When I bought these tickets last year, I had never listened to Clapton. But, working off the questionable concept that since I had heard of him he must be worth listening to, the knowledge that this was a 50th anniversary show, and my memory of being awestruck by Jeff Beck’s 50th anniversary show, I bought the ticket. Then I started listening to his music, and, lucky for me, I found that I love it. Granted, there’s still a lot of Clapton I haven’t heard, but there were only a few songs at the concert I wasn’t familiar with.

Jimmie Vaughan, followed by Gary Clark Jr., opened the show. I hadn’t heard of Gary Clark Jr. before, but he was so good that, until Eric Clapton walked on stage, I thought Eric Clapton wasn’t going to be the best part of his own show. One of my favorite moments of the whole night happened during Gary Clark Jr.’s set. As he covered The Beatles’ “Come Together,” the entire audience sang along to the chorus, and it made my heart stop.

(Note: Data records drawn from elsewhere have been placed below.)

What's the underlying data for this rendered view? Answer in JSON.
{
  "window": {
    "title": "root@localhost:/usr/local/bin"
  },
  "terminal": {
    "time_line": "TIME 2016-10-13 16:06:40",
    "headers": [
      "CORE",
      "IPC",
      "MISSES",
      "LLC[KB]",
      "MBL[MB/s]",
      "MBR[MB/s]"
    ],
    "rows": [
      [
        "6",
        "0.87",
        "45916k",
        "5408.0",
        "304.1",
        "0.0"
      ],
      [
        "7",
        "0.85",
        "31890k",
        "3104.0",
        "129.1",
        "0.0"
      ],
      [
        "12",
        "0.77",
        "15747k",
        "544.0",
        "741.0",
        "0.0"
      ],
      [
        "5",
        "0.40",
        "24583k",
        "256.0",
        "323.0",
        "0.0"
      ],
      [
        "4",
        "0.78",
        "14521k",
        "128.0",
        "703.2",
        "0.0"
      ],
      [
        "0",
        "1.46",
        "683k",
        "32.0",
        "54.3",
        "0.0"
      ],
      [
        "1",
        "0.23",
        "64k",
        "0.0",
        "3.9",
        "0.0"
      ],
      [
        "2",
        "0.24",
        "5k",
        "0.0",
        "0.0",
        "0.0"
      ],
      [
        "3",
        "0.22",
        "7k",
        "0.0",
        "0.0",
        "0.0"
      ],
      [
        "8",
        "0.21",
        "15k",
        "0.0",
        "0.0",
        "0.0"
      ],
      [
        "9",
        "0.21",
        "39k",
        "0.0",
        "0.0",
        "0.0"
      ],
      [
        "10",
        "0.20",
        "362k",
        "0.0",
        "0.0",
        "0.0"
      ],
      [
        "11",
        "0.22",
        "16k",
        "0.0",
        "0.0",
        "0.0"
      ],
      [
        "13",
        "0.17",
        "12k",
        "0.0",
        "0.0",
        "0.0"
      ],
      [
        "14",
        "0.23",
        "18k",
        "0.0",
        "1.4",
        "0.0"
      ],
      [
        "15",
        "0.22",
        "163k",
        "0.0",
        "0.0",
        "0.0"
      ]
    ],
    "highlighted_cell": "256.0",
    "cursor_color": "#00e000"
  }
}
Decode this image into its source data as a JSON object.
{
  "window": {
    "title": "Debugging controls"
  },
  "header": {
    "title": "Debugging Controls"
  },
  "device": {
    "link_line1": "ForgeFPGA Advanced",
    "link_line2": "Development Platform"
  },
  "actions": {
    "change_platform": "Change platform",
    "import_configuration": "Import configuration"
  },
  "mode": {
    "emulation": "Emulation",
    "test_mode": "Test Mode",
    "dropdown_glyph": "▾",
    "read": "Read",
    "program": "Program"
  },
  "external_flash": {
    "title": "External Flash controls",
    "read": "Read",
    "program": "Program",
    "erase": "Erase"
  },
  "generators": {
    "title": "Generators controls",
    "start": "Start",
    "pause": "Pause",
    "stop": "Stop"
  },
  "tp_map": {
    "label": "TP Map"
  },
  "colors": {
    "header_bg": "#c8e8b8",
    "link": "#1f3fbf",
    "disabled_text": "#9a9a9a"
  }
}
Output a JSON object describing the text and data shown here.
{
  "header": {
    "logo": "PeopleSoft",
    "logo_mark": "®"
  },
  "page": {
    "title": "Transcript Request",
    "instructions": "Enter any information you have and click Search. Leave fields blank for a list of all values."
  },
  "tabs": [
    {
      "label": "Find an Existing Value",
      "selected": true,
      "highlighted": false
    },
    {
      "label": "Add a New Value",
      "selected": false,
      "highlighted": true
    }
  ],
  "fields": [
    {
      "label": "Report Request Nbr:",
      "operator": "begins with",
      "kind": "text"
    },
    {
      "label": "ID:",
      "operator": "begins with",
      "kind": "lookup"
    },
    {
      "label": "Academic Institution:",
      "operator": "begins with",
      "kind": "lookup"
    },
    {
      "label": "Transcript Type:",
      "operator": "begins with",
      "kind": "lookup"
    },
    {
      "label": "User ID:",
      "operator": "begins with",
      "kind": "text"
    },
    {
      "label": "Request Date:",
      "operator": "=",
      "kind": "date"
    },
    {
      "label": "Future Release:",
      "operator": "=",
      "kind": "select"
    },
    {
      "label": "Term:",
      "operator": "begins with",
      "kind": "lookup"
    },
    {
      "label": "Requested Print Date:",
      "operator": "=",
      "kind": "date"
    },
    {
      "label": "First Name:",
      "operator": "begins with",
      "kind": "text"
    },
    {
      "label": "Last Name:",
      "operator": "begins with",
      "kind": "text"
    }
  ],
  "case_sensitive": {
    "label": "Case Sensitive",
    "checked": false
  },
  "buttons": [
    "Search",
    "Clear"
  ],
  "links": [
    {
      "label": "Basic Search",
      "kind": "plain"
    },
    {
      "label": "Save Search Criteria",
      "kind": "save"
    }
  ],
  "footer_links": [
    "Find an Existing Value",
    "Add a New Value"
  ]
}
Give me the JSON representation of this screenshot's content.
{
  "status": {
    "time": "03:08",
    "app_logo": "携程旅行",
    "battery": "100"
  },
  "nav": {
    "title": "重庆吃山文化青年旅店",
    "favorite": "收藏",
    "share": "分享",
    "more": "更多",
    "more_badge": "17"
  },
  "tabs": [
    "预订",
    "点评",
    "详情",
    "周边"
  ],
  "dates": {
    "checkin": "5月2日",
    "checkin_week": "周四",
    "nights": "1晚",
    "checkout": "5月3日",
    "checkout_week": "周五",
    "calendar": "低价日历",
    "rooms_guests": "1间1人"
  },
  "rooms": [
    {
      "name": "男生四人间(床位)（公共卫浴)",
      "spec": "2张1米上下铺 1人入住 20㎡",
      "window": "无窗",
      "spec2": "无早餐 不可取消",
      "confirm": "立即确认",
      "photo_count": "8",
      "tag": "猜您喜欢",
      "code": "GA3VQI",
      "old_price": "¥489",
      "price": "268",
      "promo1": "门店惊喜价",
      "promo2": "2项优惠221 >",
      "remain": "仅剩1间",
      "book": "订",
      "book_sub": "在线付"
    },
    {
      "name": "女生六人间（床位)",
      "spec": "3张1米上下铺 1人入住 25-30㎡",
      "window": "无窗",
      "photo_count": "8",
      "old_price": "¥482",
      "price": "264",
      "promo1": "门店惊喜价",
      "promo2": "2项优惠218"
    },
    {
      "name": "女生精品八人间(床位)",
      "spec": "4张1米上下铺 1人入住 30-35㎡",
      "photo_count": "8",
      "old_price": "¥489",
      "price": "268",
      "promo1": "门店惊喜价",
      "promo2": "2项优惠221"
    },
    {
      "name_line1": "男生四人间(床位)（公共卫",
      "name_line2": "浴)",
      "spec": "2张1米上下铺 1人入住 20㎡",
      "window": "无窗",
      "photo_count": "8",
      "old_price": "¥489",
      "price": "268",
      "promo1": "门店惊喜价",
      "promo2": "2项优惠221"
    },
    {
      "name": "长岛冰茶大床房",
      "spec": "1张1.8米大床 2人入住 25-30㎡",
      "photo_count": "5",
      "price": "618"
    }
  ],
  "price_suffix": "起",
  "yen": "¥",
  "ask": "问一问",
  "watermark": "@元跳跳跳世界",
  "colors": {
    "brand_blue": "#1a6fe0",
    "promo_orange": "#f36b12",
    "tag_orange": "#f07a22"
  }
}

Clapton played a few songs from the Derek & The Dominoes album, including one of the songs I was hoping to hear: the bluesy, acoustic version of “Layla,” which always strikes me as being sort of brilliant. “Sort of brilliant,” of course, doesn’t really do Eric Clapton justice, all things considered. And when I say, “The man is damn good live,” I mean, “The man is damn good live.” He turned 72 this year, and I’m sure you couldn’t tell if you were just listening. He’s still got it.

I don’t think he said more than five words all night, and four of those were “Thank you,” twice. He walked on stage and played a fourteen-song set, one right after another, intermittently changing guitars, playing songs from different eras of Slowhand, letting the music speak for him and itself.

He ended with “Cocaine,” and exited amidst applause that echoed loudly back and forth across the auditorium. We applauded, waiting for an encore. And we kept applauding. And waiting. And applauding. And waiting. And just when I thought he actually wasn’t going to come back, he walked on stage again to play “Before You Accuse Me.”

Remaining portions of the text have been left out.